After a solid sleep in, we met in the hotel restaurant for breakfast and then set out for further exploration of the hills and sights of St. John’s. Our first stop was the tourist information center, where we got maps of the area and a recommendation of a whale watching trip, that we booked for Tuesday. Having been moving for at least a half hour, we took a rest for coffee at “Second Cup” and then set out, back uphill all the way to see The Rooms, the local history museum.
Along the way we stopped at the St. John the Baptist Anglican Cathedral, which was very pretty and had local folk bustling about preparing for a funeral, placing flowers and conferring about the placement of “the stack” (chalice and paten for communion) just like we would see in our own church. A block or two later (assume all blocks are followed by the word “uphill”) we got to The Rooms. They are clearly racing to meet the July 1 memorial deadline, with electricians installing lights in the sidewalk outside and men with tiles of turf, dishing them onto the bare earth.
We had lunch on the top floor of The Rooms, with some tasty salad and a great view of the city and harbor below. The museum proved to be excellent, starting with the art display “Play” which was several artists take on playing games. There was a large seesaw, a piano with light switched instead of keys and several very complicated board games that very likely showed the comicality and futility of life all at once. Sadly no pictures were allowed in this gallery, what with the playful scent of copyrighted art in the air, because Alison and Anne immediately got on the seesaw and had a fine time.

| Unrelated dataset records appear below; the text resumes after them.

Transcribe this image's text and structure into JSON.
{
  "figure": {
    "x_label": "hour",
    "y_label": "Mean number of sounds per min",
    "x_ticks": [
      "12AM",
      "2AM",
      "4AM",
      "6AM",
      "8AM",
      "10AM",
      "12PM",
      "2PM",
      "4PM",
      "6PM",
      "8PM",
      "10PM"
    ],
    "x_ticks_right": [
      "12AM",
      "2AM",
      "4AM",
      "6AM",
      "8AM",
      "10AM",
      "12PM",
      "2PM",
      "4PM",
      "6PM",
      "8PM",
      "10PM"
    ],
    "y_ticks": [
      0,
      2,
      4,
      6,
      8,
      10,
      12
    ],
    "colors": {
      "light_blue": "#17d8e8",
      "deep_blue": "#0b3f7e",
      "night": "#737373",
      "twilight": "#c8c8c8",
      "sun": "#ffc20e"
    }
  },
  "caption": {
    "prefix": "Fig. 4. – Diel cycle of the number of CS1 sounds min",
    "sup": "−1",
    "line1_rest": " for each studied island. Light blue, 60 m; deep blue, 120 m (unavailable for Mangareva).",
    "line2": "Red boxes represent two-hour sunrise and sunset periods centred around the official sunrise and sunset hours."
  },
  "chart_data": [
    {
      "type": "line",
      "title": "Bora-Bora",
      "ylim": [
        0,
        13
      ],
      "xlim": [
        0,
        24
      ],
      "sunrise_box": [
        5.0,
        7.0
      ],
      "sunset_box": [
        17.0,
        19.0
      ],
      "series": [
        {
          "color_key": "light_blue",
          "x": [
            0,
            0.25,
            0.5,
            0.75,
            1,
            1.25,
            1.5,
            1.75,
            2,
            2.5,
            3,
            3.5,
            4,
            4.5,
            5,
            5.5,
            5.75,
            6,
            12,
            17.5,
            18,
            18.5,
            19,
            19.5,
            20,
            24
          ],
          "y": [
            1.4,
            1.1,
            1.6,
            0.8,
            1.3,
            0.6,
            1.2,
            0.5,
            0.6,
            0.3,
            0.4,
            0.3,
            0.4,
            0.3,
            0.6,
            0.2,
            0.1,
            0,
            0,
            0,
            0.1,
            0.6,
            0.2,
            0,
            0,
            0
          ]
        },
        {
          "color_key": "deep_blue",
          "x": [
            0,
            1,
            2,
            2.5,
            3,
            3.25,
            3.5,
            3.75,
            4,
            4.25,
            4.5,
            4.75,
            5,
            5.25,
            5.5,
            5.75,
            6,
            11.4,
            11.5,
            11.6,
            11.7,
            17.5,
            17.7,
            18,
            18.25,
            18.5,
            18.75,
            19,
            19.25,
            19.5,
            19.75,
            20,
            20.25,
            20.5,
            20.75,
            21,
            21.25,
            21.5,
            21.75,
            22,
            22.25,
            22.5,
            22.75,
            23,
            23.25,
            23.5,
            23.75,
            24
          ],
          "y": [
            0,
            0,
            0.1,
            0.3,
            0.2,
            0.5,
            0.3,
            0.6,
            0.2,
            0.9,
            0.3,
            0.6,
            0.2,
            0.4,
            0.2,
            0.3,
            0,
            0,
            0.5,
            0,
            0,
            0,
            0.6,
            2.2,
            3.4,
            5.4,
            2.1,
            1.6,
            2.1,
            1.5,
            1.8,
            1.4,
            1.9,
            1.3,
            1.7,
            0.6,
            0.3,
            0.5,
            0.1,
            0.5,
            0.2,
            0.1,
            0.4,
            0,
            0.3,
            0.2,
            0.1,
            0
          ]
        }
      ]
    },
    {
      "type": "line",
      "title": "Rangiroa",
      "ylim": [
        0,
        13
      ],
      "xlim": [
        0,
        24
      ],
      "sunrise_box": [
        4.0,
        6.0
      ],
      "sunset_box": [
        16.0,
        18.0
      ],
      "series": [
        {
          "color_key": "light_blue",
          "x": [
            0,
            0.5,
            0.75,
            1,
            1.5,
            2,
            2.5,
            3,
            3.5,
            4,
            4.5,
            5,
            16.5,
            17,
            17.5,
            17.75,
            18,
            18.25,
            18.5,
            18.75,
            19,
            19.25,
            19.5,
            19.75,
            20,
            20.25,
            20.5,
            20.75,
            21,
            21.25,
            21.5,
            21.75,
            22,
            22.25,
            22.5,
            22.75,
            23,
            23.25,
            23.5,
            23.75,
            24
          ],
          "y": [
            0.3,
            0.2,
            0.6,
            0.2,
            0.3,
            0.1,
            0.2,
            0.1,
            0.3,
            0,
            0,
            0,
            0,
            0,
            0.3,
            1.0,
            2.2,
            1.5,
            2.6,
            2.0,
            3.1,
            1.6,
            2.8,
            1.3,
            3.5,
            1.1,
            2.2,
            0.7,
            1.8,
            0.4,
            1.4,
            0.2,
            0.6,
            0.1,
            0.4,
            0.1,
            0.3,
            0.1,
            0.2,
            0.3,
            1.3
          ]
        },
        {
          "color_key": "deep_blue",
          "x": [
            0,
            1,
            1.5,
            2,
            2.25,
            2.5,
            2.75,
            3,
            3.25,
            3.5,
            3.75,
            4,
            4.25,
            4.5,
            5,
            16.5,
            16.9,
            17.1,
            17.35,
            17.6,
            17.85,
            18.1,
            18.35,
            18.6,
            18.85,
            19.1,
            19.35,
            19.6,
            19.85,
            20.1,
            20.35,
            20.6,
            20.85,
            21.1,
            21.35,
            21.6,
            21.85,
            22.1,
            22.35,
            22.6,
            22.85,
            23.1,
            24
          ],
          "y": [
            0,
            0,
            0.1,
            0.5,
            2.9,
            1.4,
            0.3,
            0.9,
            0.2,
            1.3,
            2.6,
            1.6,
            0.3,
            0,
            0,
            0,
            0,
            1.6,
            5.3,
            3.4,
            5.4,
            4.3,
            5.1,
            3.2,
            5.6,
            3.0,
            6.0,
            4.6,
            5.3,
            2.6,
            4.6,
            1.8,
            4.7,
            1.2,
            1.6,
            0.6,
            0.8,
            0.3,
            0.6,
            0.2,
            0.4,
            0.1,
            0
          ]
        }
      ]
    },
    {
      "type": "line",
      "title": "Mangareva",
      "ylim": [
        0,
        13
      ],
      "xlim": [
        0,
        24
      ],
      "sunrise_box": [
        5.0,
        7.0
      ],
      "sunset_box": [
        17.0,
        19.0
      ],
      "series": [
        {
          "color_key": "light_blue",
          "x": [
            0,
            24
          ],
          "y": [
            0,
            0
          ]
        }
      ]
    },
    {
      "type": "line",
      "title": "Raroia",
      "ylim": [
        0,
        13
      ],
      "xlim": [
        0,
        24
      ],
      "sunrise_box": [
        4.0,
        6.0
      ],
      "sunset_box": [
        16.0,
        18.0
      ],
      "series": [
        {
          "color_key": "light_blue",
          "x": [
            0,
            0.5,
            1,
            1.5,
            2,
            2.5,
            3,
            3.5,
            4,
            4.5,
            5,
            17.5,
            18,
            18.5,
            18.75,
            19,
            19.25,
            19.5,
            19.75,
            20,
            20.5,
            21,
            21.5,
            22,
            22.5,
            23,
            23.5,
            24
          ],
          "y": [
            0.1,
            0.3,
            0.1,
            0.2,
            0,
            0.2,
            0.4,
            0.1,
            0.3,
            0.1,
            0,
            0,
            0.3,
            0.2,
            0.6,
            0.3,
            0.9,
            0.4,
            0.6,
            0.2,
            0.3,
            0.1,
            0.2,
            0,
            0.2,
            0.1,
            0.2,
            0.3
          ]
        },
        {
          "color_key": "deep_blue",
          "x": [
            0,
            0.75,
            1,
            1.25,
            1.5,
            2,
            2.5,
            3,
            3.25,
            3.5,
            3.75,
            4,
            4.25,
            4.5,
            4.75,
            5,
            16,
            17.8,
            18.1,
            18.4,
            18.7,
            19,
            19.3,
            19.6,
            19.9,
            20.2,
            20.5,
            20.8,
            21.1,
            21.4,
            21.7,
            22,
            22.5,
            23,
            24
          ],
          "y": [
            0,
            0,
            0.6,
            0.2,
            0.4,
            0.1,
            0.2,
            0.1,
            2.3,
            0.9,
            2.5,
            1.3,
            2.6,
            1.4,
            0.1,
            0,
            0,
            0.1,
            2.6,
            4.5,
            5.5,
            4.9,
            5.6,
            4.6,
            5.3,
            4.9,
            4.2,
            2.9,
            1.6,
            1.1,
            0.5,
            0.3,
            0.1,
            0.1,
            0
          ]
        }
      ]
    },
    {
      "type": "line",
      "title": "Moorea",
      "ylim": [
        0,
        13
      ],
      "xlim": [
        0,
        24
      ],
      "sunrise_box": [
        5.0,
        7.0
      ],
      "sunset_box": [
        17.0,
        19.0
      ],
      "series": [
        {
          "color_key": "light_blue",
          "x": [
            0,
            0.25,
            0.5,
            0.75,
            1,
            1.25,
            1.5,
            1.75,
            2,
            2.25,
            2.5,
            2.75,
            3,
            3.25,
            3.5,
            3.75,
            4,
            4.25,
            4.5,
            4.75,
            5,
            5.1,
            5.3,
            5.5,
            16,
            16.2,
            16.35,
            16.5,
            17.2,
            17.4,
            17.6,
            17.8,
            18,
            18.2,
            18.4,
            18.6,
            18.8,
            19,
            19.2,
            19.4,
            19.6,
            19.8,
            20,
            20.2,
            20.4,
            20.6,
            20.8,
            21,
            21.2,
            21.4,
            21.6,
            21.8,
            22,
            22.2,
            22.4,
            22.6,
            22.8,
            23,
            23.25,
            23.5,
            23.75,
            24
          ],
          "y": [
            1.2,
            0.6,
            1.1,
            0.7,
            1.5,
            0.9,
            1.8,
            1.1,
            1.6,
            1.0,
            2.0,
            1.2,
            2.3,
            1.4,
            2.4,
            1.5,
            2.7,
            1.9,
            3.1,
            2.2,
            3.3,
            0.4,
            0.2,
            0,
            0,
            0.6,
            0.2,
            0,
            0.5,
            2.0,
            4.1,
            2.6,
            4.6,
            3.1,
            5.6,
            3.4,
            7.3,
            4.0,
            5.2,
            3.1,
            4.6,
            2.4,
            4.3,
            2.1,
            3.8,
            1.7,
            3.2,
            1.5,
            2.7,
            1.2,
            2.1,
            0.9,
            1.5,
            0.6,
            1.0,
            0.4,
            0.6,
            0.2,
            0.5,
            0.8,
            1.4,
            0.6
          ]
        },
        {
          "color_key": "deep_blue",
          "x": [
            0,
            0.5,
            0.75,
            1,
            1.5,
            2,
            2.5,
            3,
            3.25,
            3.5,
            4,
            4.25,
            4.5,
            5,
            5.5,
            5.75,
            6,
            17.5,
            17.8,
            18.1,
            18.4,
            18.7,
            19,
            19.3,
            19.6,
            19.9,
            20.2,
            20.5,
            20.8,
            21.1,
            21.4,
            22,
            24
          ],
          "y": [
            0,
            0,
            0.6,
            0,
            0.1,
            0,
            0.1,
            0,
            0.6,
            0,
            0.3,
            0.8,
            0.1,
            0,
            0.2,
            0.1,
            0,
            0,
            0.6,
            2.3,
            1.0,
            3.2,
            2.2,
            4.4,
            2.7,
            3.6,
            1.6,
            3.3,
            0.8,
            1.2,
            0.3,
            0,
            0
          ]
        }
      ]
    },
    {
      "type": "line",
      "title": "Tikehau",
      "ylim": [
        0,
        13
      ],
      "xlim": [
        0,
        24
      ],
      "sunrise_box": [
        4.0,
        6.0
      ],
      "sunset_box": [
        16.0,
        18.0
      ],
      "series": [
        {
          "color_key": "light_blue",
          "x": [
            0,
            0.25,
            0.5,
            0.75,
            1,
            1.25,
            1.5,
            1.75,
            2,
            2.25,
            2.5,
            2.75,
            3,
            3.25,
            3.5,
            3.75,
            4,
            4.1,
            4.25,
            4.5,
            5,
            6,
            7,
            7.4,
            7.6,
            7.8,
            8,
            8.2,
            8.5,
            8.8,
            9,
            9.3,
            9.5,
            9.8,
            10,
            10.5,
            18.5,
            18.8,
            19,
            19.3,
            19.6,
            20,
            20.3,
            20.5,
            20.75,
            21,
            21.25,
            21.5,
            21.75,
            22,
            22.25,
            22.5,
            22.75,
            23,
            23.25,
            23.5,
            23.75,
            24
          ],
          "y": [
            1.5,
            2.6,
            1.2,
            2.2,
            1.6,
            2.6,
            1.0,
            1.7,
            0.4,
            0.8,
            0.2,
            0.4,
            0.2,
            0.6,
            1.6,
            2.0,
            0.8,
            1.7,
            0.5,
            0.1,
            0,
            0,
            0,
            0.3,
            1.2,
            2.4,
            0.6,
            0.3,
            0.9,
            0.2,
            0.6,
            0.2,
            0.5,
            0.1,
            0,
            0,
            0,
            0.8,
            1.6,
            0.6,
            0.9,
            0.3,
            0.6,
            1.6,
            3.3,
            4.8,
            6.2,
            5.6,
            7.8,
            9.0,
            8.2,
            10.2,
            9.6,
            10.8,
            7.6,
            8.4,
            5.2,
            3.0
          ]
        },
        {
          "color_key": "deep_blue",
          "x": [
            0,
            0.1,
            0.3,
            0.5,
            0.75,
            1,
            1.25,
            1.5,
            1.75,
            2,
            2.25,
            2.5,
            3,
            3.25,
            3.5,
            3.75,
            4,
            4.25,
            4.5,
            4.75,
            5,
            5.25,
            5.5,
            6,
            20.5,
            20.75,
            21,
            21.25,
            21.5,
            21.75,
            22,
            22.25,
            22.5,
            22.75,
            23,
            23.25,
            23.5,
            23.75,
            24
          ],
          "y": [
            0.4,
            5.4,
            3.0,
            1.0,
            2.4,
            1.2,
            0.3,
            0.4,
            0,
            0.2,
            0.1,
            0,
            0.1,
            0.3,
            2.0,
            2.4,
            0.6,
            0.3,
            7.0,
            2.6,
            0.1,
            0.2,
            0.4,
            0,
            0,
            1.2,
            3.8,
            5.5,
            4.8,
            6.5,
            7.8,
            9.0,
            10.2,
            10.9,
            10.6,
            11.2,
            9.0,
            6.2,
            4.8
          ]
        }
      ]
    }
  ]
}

In the other galleries there were: a history of the Irish influence on St. John’s, and then the origins gallery showing the artifacts and stories of the five groups that make up Newfoundland: Livers (descendents of European settlers, mostly English and Irish) and the four indigenous groups: Innu, Inuit, Southern Inuit and Mi’kmaq. It was really interesting and in addition to artifacts had pictures of present day descendants of all the groups and recordings of them talking about particular items and history of their culture. Another gallery further covered ancient native culture and the animals of the island and surrounding waters. On the main floor was the new Royal Newfoundland Regiment Gallery. Not open, but totally worth the look was hanging from the ceiling, the beautiful band of metal forget-me-nots leading to the gallery. It reminded me of the red ceramic poppies that Melissa was a part of placing in the Tower of London two years ago.
After the requisite stop in the gift shop we walked back to the hotel via Moo Moo’s Ice Cream and the Newfoundland Chocolate stop. Pretty tough work touristing, I know. I decided to put my feet up for a bit, while Anne and Alison hired a taxi to take them up to Signal Hill. They reported back an hour or so later, quite wind blown. They had a great view, but the wind was extremely brisk.
Our walks and activities are simply the means to the next meal, and for dinner we were hoping for a place with a good view of the sunset on the harbor, so we ended up at “The Keg” which had a nice view of the harbor, but it was quickly eclipsed by the view of our very handsome waiter and some nice lobsters. He looked and sounded Irish, but told us his name was Jamal, which really didn’t seem to fit, but who are we to judge? We did speculate that it was perhaps “Jamal Patrick O’Shaunessy,” and when the bill came, we called him on the fact that his given name seemed to be noted on the Bill as David.” During all the dinner, we had good food, tasty drinks, and plenty of local info from Jamal Patrick David O’Shaunessy. We were particularly interested in the “Screeching In” ceremony that makes one a Honorary Newfoundlander. We knew that was something we were going to have to do!
So that is why about an hour an a half later we were at Christian’s Bar, listening to a man with an oar talk about how to speak Newfoundlandese and the rights and responsibilities thereof. (We warmed up the event with a jello shot and a discussion of current American politics with a nice fella and his girl who were sitting at the bar when we came in. Note: We (USA) are not looking that hot right now, FYI.) But back to the ceremony. We ate some Newfoundland steak (baloney) kissed a large frozen cod, and did a shot of Screech Rum. We then received a certificate! Everything is official if you have a certificate!
He told us a lot of cool firsts about Newfoundland, but right now all I can remember is it is the receiving place of the first transatlantic telegram. Yay Newfoundland!
Honorary Newfoundlander, signing off for now.